Nasim Koerting, head of design at TOG, said of the project: "Our previous collaboration with Note, Summit House, was different to anything TOG had done before – it was genuinely ground-breaking – so we were confident that working together, we would inject something truly exciting and forward-thinking into Douglas House. We wanted to create somewhere that suited a variety of workspace styles, that broke with the conformity often associated with the office, and which conveyed a sense of journey and discovery.”
Douglas House is a 47,000 sq ft building at 131–151 Great Titchfield Street on the Langham Estate in the West End.
When TOG acquired the lease, the 1930s block was devoted to functional but uninspiring office space.

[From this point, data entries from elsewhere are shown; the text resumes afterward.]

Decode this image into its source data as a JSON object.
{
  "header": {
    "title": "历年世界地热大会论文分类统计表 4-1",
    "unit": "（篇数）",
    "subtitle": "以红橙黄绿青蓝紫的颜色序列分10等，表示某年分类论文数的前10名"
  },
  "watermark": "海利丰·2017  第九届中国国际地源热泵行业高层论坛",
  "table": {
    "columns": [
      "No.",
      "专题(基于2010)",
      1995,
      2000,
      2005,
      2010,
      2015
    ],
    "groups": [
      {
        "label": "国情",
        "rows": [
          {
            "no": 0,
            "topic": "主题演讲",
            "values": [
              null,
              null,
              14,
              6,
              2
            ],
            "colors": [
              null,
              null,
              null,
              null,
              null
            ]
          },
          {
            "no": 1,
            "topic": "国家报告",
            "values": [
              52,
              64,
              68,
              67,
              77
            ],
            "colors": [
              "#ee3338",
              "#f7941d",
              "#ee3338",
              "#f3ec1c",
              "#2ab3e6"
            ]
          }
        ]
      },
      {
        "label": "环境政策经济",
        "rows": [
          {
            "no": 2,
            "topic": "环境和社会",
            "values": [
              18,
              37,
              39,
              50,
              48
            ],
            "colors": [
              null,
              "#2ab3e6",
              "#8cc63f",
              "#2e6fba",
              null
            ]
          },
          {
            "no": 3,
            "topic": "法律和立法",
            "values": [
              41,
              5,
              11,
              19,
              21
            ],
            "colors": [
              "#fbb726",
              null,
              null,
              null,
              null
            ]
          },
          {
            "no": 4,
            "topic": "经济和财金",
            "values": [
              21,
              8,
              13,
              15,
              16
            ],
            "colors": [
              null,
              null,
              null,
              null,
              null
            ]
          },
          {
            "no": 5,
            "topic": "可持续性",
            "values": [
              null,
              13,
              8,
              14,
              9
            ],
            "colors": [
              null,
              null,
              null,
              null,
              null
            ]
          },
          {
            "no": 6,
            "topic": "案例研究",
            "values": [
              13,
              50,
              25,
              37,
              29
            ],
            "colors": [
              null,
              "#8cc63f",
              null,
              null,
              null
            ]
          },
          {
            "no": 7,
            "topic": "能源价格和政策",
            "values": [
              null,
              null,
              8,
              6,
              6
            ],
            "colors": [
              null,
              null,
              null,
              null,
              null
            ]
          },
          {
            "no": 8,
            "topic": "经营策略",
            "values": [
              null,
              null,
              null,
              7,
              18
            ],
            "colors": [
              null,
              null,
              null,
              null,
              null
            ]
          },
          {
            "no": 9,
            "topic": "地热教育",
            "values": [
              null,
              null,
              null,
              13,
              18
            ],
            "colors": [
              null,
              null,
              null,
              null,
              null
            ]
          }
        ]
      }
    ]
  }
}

TOG had previously called on Note to design the interiors of its office space Summit House in Holborn and were hugely impressed with the way the Stockholm-based practice was able to translate the art deco exterior into a high-level contemporary design that complemented and enhanced the Grade II-listed building.
Douglas House’s post-war architecture offers less for both design teams to respond to creatively, so the challenge here was to give it a strong identity that would enable it to hold its own against its more dramatic neighbours in Fitzrovia.
Key design elements of the space include a striking curvilinear wall of glass that runs the entire length of the ground floor. Based on the idea of a hand-drawn line, the wall creates a sense of light, transparency and openness throughout the space, which is split into three ‘rooms’ by the building’s two stair cores.
The colour palette comprises warm woody neutrals and desert shades defining the communal spaces and break-out areas, and cooler, softer blues used in the meeting rooms and working areas where concentration and focus are required. Pops of primary colour come in the form of vivid ultramarine Marenco armchairs and sofas by Artrex, Muller van Severen hanging lamps and powder-coated stools in bold red and blue.
Elsewhere, the inventive material palette draws strongly on natural finishes, incorporating ash stained in various shades, walnut and terrazzo. Designing around a building with extensive wear and tear, wherever possible, Note and TOG agreed to retain the existing materials from the original design.
When this was not possible, materials that would be reusable in future (including steel, glass and ceramics) were selected. Where plastics were required, the team employed the 100% recyclable Tarkett IQ range of wall and floor coverings. Remarkably, they were able to salvage the building’s existing parquet floors in their entirety, lifting, renovating and replacing every last block. Other sustainability-led initiatives include the addition of a bank of solar panels and a green biodiverse roof.
In keeping with its ‘gentle punch’ and ‘breaking the grid’ concepts, Note has ensured there is a striking contrast between the exterior and interior. Outside, the building’s facade is repetitive and grid-like; inside is an altogether richer, more fluid and less predictable experience – beginning at the moment of entry, when you’re confronted with a wide reception desk in a head-turning blue ALPI Sottsass veneer.
It is a contrast not a clash – certain features of the façade, such as its iron detailing, acted as jumping-off points for the design of the interior, and the colour of the bricks was the springboard for developing the colour palette.
Alongside the expected features of a modern workplace – gym, roof terrace and 20 meeting rooms (including 10 informal, collaborative spaces and a traditional boardroom) – Douglas House also includes a number of more innovative additions, including a ‘recharge room' for breakout moments during the working day, a plant- filled ‘oxygen room’ on the top floor in which to recharge and reconnect with nature, a flexible workspace with a café, and a dedicated room for nursing mothers.